21. Chicago White Sox

They’re only five games out of a wild-card spot with a minus-1 run differential. We haven’t seen the best of José Quintana, Carlos Rodón should be back in a couple of weeks, and Yoan Moncada has a .369 OBP in Triple-A. That 300-to-1 bet on the White Sox winning the World Series isn’t dead yet.

22. Oakland Athletics

I really like this rotation, and first baseman Yonder Alonso has apparently eaten Paul Goldschmidt and is currently slugging .649. So Oakland is now [tallies on fingers] only seven or eight position players away from being a serious American League contender.

23. Miami Marlins

Given that Edinson Volquez (121 ERA+, 8.5 K/9) and Dan Straily (106 ERA+, 9.0 K/9) have pitched pretty well, and The Mighty Giancarlo Stanton is hitting like the old TMGS (.571 SLG), it feels like Miami ought to be better than 28–35. Marlins pitchers also seem to have merely a casual relationship with the strike zone: Miami’s team 10.5 percent walk rate and 4.10 BB/9 are both major league highs.

24. Cincinnati Reds

The Reds had sole possession of first place in the NL Central as recently as May 7, but since then, their playoff odds seem to have …

… dropped.

25. Atlanta Braves

This team’s all about the future, so let’s look to the future: The Braves did well to snap up Vanderbilt right-hander Kyle Wright, a potential no. 1 overall pick coming into the draft, when he fell to them with the fifth pick. Speaking of first-rounders out of Vanderbilt, shortstop Dansby Swanson is hitting .284/.359/.490 over the past 28 days, which counts as a sign of life for a player who slugged .233 in April.

26. San Francisco Giants

Buster Posey’s having an incredible season: .352/.440/.528, as a catcher! He’s one of two Giants hitters with at least 50 PA and an OPS+ over 100. Meanwhile, not one Giants starter with more than 30 IP has an ERA+ over 100: not Johnny Cueto, not Jeff Samardzija, and not Matt Moore. It’s no surprise, then, that the Giants are 26–40.

27. Pittsburgh Pirates

The Pirates might not be that bad, but between Starling Marté’s suspension and disappointing seasons from Gerrit Cole, Tyler Glasnow, and Gregory Polanco, it feels bad.

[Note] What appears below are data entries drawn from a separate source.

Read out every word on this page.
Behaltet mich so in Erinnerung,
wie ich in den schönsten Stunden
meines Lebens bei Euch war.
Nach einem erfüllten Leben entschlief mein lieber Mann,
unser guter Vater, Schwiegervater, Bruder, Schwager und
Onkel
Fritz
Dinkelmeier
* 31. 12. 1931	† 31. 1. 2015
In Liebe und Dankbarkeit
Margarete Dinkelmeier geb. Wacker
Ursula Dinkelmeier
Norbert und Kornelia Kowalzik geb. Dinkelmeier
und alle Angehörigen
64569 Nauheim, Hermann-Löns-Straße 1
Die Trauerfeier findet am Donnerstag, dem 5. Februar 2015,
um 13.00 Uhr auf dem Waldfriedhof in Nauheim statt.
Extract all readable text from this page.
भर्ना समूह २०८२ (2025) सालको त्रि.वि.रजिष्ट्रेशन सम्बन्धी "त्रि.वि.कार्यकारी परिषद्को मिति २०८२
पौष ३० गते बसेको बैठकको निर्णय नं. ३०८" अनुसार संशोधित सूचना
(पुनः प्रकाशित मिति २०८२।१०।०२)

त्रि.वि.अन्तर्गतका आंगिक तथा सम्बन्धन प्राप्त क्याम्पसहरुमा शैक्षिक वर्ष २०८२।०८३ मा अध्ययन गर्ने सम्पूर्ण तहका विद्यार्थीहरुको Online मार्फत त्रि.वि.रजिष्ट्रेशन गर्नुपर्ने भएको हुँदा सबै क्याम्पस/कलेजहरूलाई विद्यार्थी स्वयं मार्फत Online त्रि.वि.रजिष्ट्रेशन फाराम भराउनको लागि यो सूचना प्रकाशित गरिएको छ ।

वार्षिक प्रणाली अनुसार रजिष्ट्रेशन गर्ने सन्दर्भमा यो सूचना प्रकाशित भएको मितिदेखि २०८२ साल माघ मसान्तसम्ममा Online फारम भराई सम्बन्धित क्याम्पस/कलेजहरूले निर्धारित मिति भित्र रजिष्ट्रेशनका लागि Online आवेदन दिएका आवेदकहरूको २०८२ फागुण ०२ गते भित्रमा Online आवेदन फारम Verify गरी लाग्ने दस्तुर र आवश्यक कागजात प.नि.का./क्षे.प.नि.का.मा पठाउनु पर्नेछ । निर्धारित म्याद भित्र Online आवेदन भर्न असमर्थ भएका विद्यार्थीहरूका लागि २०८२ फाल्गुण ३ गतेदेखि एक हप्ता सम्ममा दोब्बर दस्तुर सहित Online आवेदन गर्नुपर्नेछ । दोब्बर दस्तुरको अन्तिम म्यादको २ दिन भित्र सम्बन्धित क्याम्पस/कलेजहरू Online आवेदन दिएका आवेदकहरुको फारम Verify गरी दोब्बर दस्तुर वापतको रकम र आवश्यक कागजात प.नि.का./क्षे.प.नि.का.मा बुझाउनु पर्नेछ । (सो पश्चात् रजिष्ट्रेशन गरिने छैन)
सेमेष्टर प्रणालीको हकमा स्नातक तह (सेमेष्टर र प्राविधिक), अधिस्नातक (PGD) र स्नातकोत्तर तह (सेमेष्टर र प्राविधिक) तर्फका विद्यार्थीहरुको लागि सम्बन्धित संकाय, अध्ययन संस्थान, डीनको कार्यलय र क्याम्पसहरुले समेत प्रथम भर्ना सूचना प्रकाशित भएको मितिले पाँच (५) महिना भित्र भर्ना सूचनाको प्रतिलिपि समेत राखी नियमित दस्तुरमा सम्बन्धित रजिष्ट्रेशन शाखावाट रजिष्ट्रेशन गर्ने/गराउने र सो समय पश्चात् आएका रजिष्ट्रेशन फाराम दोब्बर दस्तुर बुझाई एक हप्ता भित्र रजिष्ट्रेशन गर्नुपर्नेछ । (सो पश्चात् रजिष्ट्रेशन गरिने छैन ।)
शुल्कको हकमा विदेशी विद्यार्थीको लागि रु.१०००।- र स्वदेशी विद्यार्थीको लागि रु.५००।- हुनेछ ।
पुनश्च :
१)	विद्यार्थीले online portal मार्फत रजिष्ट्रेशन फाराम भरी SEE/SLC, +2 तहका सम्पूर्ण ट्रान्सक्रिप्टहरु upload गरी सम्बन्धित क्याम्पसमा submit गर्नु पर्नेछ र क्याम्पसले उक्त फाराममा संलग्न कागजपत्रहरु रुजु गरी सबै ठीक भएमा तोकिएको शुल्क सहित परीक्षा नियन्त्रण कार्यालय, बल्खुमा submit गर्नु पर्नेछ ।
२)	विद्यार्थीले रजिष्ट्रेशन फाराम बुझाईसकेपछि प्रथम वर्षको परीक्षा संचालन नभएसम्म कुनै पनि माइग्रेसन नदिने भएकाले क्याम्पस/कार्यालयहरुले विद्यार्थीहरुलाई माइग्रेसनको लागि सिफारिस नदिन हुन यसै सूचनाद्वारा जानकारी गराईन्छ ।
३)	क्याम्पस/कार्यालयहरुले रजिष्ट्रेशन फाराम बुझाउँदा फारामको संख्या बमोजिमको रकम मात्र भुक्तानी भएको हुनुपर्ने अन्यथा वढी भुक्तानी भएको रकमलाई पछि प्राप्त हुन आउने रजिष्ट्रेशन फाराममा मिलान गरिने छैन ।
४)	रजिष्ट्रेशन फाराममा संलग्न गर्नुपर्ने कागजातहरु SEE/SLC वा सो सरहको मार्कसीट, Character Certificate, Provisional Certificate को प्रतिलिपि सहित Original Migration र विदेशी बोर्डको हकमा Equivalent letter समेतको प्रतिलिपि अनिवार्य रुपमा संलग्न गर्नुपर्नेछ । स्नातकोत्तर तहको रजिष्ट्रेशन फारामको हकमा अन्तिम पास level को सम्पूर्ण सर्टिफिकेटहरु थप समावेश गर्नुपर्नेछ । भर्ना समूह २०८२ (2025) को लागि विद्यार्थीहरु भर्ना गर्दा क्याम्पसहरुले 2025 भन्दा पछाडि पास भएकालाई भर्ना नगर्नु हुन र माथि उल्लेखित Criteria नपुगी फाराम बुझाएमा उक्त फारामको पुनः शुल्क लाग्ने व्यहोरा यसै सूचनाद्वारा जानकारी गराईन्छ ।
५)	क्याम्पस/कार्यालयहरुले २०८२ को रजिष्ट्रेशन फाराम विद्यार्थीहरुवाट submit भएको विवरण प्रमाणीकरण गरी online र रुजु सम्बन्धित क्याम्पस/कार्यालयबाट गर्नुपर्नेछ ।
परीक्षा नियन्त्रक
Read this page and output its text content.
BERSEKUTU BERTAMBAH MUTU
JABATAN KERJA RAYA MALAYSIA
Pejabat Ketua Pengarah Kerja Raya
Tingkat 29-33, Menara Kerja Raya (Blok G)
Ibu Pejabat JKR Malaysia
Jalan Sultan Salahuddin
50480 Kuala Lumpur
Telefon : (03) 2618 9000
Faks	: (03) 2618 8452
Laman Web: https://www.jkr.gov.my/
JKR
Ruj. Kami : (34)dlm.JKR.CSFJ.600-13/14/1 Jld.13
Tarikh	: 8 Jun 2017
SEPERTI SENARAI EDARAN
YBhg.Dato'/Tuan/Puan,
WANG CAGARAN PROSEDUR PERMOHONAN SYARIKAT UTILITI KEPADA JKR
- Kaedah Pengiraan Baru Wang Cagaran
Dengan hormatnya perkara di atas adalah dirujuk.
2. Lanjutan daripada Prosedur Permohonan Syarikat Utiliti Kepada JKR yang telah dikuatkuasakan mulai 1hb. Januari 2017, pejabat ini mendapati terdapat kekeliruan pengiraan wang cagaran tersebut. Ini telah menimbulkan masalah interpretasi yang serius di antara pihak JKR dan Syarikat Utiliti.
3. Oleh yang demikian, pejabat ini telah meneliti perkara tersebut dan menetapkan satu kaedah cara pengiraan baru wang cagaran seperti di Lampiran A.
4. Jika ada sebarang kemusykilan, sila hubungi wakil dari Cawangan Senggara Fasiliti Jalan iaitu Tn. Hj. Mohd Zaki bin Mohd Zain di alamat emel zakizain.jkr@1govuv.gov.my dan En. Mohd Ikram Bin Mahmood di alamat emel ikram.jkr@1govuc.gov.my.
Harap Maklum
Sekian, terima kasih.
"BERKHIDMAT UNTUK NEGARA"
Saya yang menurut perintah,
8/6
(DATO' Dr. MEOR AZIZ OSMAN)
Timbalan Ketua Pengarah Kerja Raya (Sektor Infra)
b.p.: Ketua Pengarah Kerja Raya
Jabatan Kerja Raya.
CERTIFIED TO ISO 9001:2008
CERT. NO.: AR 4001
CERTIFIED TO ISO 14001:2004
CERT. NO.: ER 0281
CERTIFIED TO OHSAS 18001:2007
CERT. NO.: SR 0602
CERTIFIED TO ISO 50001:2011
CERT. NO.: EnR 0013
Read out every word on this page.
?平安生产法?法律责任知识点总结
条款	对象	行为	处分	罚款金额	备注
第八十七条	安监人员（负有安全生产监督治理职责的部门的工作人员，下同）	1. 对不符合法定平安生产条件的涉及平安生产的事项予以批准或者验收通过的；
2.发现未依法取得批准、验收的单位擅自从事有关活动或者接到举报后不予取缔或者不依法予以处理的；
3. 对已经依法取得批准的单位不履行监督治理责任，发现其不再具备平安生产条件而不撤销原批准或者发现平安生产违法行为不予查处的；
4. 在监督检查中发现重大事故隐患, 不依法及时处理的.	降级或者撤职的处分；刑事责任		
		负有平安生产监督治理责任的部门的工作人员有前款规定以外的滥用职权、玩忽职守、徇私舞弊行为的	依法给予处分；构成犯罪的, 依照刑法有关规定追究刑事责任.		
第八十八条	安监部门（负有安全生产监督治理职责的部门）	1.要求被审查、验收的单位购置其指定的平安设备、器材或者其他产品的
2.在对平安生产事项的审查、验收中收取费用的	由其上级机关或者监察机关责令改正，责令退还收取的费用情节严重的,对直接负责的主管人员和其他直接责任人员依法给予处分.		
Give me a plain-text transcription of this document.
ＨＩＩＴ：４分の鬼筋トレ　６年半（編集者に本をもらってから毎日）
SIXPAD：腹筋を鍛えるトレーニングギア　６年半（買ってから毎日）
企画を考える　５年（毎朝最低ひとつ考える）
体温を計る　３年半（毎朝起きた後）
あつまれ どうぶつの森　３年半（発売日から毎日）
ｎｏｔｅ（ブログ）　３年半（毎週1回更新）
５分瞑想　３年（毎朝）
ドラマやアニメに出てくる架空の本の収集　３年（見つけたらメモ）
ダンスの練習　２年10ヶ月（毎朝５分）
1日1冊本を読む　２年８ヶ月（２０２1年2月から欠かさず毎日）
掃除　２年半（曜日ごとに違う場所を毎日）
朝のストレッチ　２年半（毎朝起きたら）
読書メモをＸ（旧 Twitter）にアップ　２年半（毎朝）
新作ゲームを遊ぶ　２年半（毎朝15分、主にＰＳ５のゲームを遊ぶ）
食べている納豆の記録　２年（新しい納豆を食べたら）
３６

After Pittsburgh missed the playoffs last season, it feels like the end of an era for a team that made three straight wild-card games (one leading to an NLDS appearance).

28. Kansas City Royals

The Royals are 28th in baseball in runs scored, behind 13 teams that don’t use the designated hitter.

29. San Diego Padres

Other than the Giants, the only team that the Royals have outscored is the Padres, who don’t get to use the DH, who are carrying three Rule 5 players, and who play in one of the most pitcher-friendly ballparks in baseball.

30. Philadelphia Phillies

I find all these rumors about the Sixers drafting Josh Jackson out of Kansas with the no. 3 pick a little disconcerting, because I worry about having another wing who can’t shoot with Ben Simmons running the offense. If I were Bryan Colangelo, I’d either try to trade down or put together a huge package to pry the no. 1 pick from the Celtics. The Sixers have so many young players and draft picks that I’d be OK overpaying for a player like Markelle Fultz.